Looking at the example:

  • The protocol_buffer_definitions field provides a list of .proto files that can contain protocol buffer message types to use for decoding protobuf data.
  • The protocol_buffer_paths field provides a list of local paths that can contain .proto files for decoding protocol buffer types. You do not need to specify the locations of standard protocol buffer imports, such as messages in the google/protobuf package.
  • The columns field contains a list of column names with the corresponding data types for each column:

    • The protobuf column has its encoding set to "ProtocolBuffer" and its type is set to 'Cat'. The cbt CLI interprets and formats all values stored in this column as a Cat proto message type. The type must correspond to a message type defined in one of the .proto files provided for the protocol_buffer_definition field.
    • The json column has its encoding field set to "json". The cbt interprets and formats all values stored in this column as a JSON structure.

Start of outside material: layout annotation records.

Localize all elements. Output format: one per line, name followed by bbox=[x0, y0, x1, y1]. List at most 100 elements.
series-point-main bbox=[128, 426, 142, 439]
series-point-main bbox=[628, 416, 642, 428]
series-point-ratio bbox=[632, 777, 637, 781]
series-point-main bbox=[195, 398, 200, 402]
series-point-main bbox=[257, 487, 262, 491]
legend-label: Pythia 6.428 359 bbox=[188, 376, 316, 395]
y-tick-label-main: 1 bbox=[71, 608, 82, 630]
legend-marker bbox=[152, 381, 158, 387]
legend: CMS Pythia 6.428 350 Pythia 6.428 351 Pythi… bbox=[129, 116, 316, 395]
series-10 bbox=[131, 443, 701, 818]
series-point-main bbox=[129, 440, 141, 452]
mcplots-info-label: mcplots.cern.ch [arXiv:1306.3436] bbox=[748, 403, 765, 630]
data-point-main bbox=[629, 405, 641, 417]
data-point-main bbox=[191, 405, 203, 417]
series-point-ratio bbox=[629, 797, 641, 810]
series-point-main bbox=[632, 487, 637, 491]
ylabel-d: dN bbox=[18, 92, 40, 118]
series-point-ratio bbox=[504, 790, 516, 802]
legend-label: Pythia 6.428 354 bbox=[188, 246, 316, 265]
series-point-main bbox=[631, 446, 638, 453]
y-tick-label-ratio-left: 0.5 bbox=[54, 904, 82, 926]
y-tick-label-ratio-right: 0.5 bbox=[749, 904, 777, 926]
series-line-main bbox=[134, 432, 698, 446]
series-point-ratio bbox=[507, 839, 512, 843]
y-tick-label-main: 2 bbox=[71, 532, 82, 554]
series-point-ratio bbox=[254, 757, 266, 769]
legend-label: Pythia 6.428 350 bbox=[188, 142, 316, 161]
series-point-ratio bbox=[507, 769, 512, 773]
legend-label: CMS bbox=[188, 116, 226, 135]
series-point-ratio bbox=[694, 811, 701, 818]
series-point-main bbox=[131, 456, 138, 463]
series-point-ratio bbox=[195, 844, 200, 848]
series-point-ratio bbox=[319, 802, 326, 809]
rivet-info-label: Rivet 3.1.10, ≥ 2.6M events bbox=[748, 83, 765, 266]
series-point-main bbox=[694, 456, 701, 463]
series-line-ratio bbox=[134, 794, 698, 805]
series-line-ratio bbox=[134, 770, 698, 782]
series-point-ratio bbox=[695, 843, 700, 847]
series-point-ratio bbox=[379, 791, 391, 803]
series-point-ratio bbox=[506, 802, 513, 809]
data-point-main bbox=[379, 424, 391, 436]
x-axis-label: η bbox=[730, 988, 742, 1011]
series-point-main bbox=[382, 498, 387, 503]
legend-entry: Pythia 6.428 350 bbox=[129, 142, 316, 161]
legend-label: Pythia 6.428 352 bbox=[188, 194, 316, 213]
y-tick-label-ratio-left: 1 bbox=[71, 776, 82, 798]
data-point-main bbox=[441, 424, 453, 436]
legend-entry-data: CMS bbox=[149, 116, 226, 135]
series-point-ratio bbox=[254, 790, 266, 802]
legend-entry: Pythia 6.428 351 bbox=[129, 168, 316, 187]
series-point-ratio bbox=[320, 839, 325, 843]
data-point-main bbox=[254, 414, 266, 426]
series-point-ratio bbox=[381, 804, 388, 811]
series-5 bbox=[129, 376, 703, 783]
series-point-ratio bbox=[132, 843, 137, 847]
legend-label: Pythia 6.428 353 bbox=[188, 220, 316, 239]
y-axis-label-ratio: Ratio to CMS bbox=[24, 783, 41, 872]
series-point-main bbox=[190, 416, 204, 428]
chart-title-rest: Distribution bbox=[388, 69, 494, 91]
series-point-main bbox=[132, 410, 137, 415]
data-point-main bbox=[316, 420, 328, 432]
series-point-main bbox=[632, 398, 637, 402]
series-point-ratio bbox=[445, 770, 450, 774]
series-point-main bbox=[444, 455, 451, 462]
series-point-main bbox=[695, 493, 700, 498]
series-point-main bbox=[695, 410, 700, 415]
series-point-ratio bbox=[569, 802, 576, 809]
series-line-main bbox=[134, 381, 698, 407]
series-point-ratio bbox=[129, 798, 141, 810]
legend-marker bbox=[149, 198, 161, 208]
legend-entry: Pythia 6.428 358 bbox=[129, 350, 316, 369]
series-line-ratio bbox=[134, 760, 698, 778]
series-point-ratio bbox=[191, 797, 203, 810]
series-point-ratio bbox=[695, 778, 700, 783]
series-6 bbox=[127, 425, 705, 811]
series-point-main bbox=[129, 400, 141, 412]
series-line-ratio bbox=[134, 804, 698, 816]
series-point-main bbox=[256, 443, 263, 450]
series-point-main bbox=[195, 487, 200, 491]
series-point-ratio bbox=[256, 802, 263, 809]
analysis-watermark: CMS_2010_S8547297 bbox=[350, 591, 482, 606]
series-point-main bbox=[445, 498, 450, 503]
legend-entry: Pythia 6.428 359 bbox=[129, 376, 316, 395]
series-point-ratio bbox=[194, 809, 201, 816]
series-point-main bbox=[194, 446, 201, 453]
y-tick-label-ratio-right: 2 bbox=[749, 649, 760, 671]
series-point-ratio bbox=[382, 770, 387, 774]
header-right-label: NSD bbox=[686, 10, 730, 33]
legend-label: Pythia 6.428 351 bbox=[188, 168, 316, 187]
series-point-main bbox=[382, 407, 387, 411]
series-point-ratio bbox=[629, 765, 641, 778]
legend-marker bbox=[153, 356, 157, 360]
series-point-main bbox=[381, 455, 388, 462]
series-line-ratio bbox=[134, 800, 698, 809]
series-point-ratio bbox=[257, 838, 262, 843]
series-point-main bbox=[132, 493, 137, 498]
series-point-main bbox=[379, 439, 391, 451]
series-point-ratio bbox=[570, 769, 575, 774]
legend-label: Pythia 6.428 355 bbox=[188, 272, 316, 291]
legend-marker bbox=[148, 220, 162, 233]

Other fields that you can provide:

  • default_encoding: This field defines a default formatting for all all columns in a table or all columns in a column family.
  • default_type: This field defines a default data type for protocol buffer, big-endian, and little-endian encoded columns.
  • families: This field defines encodings and types for all columns within a column family. You can provide a default_encoding and default_type for a column family. You can also override these encodings at the column level by providing a columns field that lists columns by name with the appropriate encoding and data types, as shown in the following snippet:

    families:
      family1:
        default_encoding: BigEndian
        default_type: INT64
        columns:
          address:
            encoding: PROTO
            type: tutorial.Person
    

Supported data types

The cbt CLI supports formatting for several complex data types. The following table lists the supported data types and strings to provide in the YAML file for each of the list types. String values are not case-sensitive.

Data type Formatting value for YAML
Hexadecimal Hex, H
Big-endian BigEndian, B
Little-endian LittleEndian, L
Protocol buffer ProtocolBuffer, P, PROTO
JSON JSON, J

Table 1. Data types supported for formatting in cbt output.

  • The hexadecimal encoding is type agnostic. Data are displayed as a raw hexadecimal representation of the stored data.
  • The available types for the big-endian and little-endian encodings are int8, int16, int32, int64, uint8, uint16, uint32, uint64, float32, and float64. Stored data length must be a multiple of the type sized, in bytes. Data are displayed as scalars if the stored length matches the type size, or as arrays otherwise. Types names are not case-sensitive.
  • The types given for the protocol-buffer encoding must match message types defined in provided protocol-buffer definition files. The types are not case-sensitive. If no type is specified, it defaults to the column name for the column data being displayed.
  • The formatting values for YAML are not case-sensitive.